Cadets from 198 Hinckley Squadron recently went down to DFTC Manston (formally RAF Manston) Home of military fire fighter training for the UK.
Cadets have not stayed at Manston for over 25 years so 24 very privileged cadets went through the gates of the World War Two station to get involved in the training process and do stuff cadets have never done before.
The activity that cadets reported as their personal favourite was the fire fighter training day, this was a day filled with different parts of the RAF fire fighter training process including finding casualties in houses, going through cages with breathing equipment on and putting out aviation fuel fires! Cadets put their strengths to the test against the powerful water hoses on board the RAF fire and rescue vehicles which took 2 cadets to man. Cadets were shown several displays of major incidents (such as air show crashes) by the Royal Air Force and the Dutch Royal Air Force. Cadets were amazed to see the immense power of the Dutch vehicles which apparently have nearly 1000 Bhp and 24Litre engines! But fire fighting was not all that was done, cadets were also educated about the dangerous effects of back draft and how fire fighters rescue people in various incidents. And all this in one day!

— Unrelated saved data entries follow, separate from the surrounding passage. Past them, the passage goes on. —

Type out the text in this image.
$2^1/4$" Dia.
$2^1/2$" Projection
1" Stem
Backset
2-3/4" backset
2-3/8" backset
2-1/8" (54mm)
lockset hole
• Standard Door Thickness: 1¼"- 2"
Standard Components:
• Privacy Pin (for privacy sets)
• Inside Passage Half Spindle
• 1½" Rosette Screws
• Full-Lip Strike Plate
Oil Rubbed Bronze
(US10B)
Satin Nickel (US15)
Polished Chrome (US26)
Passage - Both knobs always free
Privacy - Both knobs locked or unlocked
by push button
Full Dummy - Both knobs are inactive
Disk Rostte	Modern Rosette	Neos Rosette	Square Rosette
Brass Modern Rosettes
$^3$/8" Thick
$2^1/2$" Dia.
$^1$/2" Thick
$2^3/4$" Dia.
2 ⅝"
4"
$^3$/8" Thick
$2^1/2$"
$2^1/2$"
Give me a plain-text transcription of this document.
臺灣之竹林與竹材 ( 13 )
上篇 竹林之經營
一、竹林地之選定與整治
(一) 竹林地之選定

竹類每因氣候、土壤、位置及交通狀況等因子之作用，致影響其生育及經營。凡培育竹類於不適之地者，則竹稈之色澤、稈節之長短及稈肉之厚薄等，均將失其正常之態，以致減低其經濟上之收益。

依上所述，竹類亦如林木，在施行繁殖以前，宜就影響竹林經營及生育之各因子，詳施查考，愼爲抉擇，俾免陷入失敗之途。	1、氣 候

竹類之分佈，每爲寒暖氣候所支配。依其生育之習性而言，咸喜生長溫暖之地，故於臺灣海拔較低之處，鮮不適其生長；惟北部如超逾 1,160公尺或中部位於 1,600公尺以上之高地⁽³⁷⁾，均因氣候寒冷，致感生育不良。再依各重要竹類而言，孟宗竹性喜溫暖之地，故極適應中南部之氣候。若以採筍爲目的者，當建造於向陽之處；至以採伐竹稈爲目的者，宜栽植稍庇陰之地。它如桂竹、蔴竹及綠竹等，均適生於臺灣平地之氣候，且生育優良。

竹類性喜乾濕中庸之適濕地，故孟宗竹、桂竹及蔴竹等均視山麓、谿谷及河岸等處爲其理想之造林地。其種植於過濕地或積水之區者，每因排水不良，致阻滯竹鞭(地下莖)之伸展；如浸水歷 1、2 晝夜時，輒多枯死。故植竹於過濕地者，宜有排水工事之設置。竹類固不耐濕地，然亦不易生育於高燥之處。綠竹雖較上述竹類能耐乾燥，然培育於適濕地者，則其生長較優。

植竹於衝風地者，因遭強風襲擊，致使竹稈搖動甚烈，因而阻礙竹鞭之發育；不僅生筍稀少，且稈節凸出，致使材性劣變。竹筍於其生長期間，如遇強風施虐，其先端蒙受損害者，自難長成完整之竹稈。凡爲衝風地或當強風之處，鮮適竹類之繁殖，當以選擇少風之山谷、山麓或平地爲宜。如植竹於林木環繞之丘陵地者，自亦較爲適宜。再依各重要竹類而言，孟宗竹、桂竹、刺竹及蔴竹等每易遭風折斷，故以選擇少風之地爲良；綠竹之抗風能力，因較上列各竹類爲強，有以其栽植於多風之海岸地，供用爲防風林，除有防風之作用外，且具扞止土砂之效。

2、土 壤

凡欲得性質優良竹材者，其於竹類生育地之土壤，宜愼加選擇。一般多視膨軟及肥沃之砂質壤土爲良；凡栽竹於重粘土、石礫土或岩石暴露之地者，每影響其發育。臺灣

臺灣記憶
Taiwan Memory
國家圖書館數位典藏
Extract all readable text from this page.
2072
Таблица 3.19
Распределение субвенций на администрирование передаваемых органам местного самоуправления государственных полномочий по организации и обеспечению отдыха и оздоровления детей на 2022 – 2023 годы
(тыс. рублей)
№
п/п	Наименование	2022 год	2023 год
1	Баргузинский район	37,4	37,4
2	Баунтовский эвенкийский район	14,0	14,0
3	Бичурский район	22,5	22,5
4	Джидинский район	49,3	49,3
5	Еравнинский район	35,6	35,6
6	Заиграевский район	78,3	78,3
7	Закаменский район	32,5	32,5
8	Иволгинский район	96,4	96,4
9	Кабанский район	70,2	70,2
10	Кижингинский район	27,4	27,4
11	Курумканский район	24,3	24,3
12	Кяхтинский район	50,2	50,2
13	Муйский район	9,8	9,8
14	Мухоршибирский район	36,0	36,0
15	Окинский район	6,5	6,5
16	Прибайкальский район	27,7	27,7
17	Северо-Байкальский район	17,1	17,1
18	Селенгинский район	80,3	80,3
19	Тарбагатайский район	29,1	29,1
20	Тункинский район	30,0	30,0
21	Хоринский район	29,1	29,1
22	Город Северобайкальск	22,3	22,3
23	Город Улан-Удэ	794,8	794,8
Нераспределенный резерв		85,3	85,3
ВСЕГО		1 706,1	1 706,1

On other days cadets took part in a night exercise organised exceptionally well by the local Air cadet Squadron, visited the local Kent International Airport and witnessed up close a Boeing 747 land and taxi and helicopter take off as well as meeting some of the crew and equipment of the civilian airport fire and rescue service there. The Kent airport fire service took the cadets to their training ground which includes an old 747 which cadets were toured around. Visits to the Capel le Ferne Battle of Britain monument, a fun trip to a leisure centre which included wave pools and slides, various museums and a trip to the huge Dover Castle were also organised for them.
At Dover Castle the cadets were taken through World War Two tunnels and they learned about the uses for tunnels from World War Two to the end of the cold war. They then went further back in time and dined with the King of England.
This has been rated by many cadets as the best camp they have ever been on with staff and cadets agreeing the accommodation and food was second to none! It’s not every day cadets get their own kitchens and Freeview televisions at their disposal! Thank you to all Maston staff and ACO staff for the organising and let’s hope future camps can match the immense fun had by all!